Kelima, program peningkatan kualitas layanan yang didukung oleh SDM yang kompeten dan penyediaan teknologi informasi yang mampu memenuhi kebutuhan dan kepuasan nasabah serta mampu mengkomunikasikan produk dan jasa bank syariah kepada nasabah secara benar dan jelas, dengan tetap memenuhi prinsip syariah; dan

Keenam, program sosialisasi dan edukasi masyarakat secara lebih luas dan efisien melalui berbagai sarana komunikasi langsung, maupun tidak langsung (media cetak, elektronik, online/web-site), yang bertujuan untuk memberikan pemahaman tentang kemanfaatan produk serta jasa perbankan syariah yang dapat dimanfaatkan oleh masyarakat.

Dokumentasi tentang Perbankan Syariah:

BANK PERKREDITAN RAKYAT (BPR)

Bank Perkreditan Rakyat (BPR) adalah Bank yang melaksanakan kegiatan usaha secara konvensional atau berdasarkan prinsip syariah, yang dalam kegiatannya tidak memberikan jasa dalam lalu lintas pembayaran.

Kegiatan BPR jauh lebih sempit jika dibandingkan dengan kegiatan bank umum karena BPR dilarang menerima simpanan giro, kegiatan valas, dan perasuransian.

Kegiatan Usaha Bank Perkreditan Rakyat

Berikut usaha yang dapat dilaksanakan oleh BPR:

  • Menghimpun dana dari masyarakat dalam bentuk simpanan berupa deposito berjangka, tabungan, dan atau bentuk lainnya yang dipersamakan dengan itu.
  • Memberikan kredit.
  • Menyediakan pembiayaan dan penempatan dana berdasarkan Prinsip Syariah,sesuai dengan ketentuan yang ditetapkan oleh Bank Indonesia.
  • Menempatkan dananya dalam bentuk Sertifikat Bank Indonesia (SBI), deposito berjangka, sertifikat deposito, dan atau tabungan pada bank lain.

BANK UMUM

Pada Undang-undang Nomor 10 Tahun 1998 tentang Perbankan, Bank disebutkan sebagai badan usaha yang menghimpun dana dari masyarakat dalam bentuk simpanan dan menyalurkannya kepada masyarakat dalam bentuk kredit dan atau bentuk-bentuk lainnya dalam rangka meningkatkan taraf hidup masyarakat.

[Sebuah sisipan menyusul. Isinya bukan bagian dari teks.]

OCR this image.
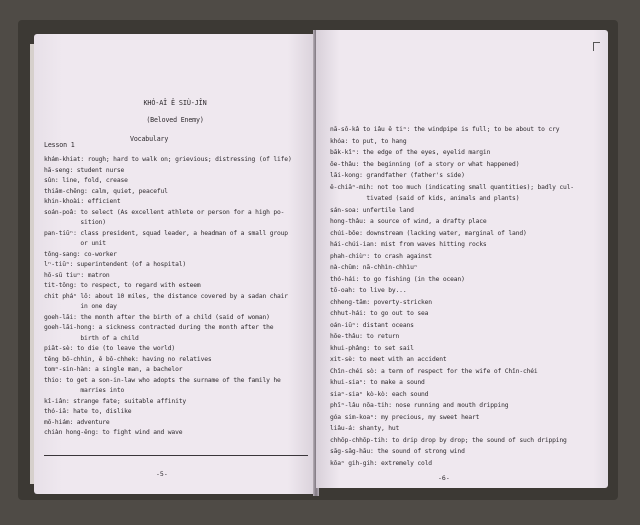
KHÓ-AÎ Ê SIÙ-JÎN
(Beloved Enemy)
Vocabulary
Lesson 1
khám-khiat: rough; hard to walk on; grievious; distressing (of life)
hā-seng: student nurse
sûn: line, fold, crease
thiām-chēng: calm, quiet, peaceful
khin-khoài: efficient
soán-poâ: to select (As excellent athlete or person for a high po-
sition)
pan-tiūⁿ: class president, squad leader, a headman of a small group
or unit
tông-sang: co-worker
lⁿ-tiūⁿ: superintendent (of a hospital)
hō-sū tiuⁿ: matron
tit-tōng: to respect, to regard with esteem
chit pháⁿ lō: about 10 miles, the distance covered by a sadan chair
in one day
goeh-lāi: the month after the birth of a child (said of woman)
goeh-lāi-hong: a sickness contracted during the month after the
birth of a child
piāt-sè: to die (to leave the world)
têng bô-chhin, ê bô-chhek: having no relatives
tomⁿ-sin-hàn: a single man, a bachelor
thio: to get a son-in-law who adopts the surname of the family he
marries into
kî-iân: strange fate; suitable affinity
thó-iā: hate to, dislike
mō-hiám: adventure
chiàn hong-êng: to fight wind and wave
-5-
nā-sǒ-kâ to iâu ê tiⁿ: the windpipe is full; to be about to cry
khóa: to put, to hang
bāk-kîⁿ: the edge of the eyes, eyelid margin
ōe-thâu: the beginning (of a story or what happened)
lāi-kong: grandfather (father's side)
ê-chiāⁿ-mih: not too much (indicating small quantities); badly cul-
tivated (said of kids, animals and plants)
sán-soa: unfertile land
hong-thâu: a source of wind, a drafty place
chúi-bōe: downstream (lacking water, marginal of land)
hái-chúi-ian: mist from waves hitting rocks
phah-chiùⁿ: to crash against
nà-chūm: nā-chhìn-chhìuⁿ
thó-hái: to go fishing (in the ocean)
tō-oah: to live by...
chheng-tām: poverty-stricken
chhut-hái: to go out to sea
oán-iūⁿ: distant oceans
hōe-thâu: to return
khui-phâng: to set sail
xit-sè: to meet with an accident
Chîn-chéi sò: a term of respect for the wife of Chîn-chéi
khui-siaⁿ: to make a sound
siaⁿ-siaⁿ kò-kò: each sound
phīⁿ-lâu nōa-tih: nose running and mouth dripping
góa sim-koaⁿ: my precious, my sweet heart
liâu-á: shanty, hut
chhōp-chhōp-tih: to drip drop by drop; the sound of such dripping
sāg-sāg-hāu: the sound of strong wind
kōaⁿ gih-gih: extremely cold
-6-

Bank umum adalah bank yang melaksanakan kegiatan usaha secara konvensional dan atau berdasarkan prinsip syariah, yang dalam kegiatannya memberikan jasa dalam lalu lintas pembayaran.

Kegiatan Usaha Bank Umum

Kegiatan usaha yang dapat dilaksanakan oleh Bank Umum:

  • Menghimpun dana dari masyarakat dalam bentuk simpanan berupa giro, deposito berjangka, sertifikat deposito, tabungan, dan atau bentuk lainnya yang dipersamakan dengan itu.
  • Memberikan kredit.
  • Menerbitkan surat pengakuan utang.
  • Membeli, menjual, atau menjamin atas risiko sendiri maupun untuk kepentingan dan atas perintah nasabahnya:
    • Surat-surat wesel termasuk wesel yang diakseptasi oleh bank yang masa berlakunya tidak lebih lama daripada kebiasaan dalam perdagangan surat-surat dimaksud.
    • Surat pengakuan utang dan kertas dagang lainnya yang masa berlakunya tidak lebih lama dari kebiasaan dalam perdagangan surat-surat dimaksud.
    • Kertas perbendaharaan negara dan surat jaminan pemerintah.
    • Sertifikat Bank Indonesia (SBI).
    • Obligasi.
    • Surat dagang berjangka waktu sampai dengan satu (1) tahun.
    • Instrumen surat berharga lain yang berjangka waktu sampai dengan satu (1) tahun
  • Memindahkan uang baik untuk kepentingan sendiri maupun untuk kepentingan nasabah.
  • Menempatkan dana pada, meminjam dana dari, atau meminjamkan dana kepada bank lain, baik dengan menggunakan surat, sarana telekomunikasi maupun dengan wesel unjuk, cek atau sarana lainnya.
  • Menerima pembayaran dari tagihan atas surat berharga dan melakukan perhitungan dengan antar pihak ketiga.
  • Menyediakan tempat untuk menyimpan barang dan surat berharga.
  • Melakukan kegiatan penitipan untuk kepentingan pihak lain berdasarkan suatu kontrak.
  • Melakukan penempatan dana dari nasabah kepada nasabah lainnya dalam bentuk surat berharga yang tidak tercatat di bursa efek.
  • Melakukan kegiatan anjak piutang, usaha kartu kredit dan kegiatan wali amanat.
  • Menyediakan pembiayaan dan atau melakukan kegiatan lain berdasarkan Prinsip Syariah, sesuai dengan ketentuan yang ditetapkan oleh Bank Indonesia.
  • Melakukan kegiatan lain yang lazim dilakukan oleh bank sepanjang tidak bertentangan dengan undang-undang ini dan peraturan perundang-undangan yang berlaku.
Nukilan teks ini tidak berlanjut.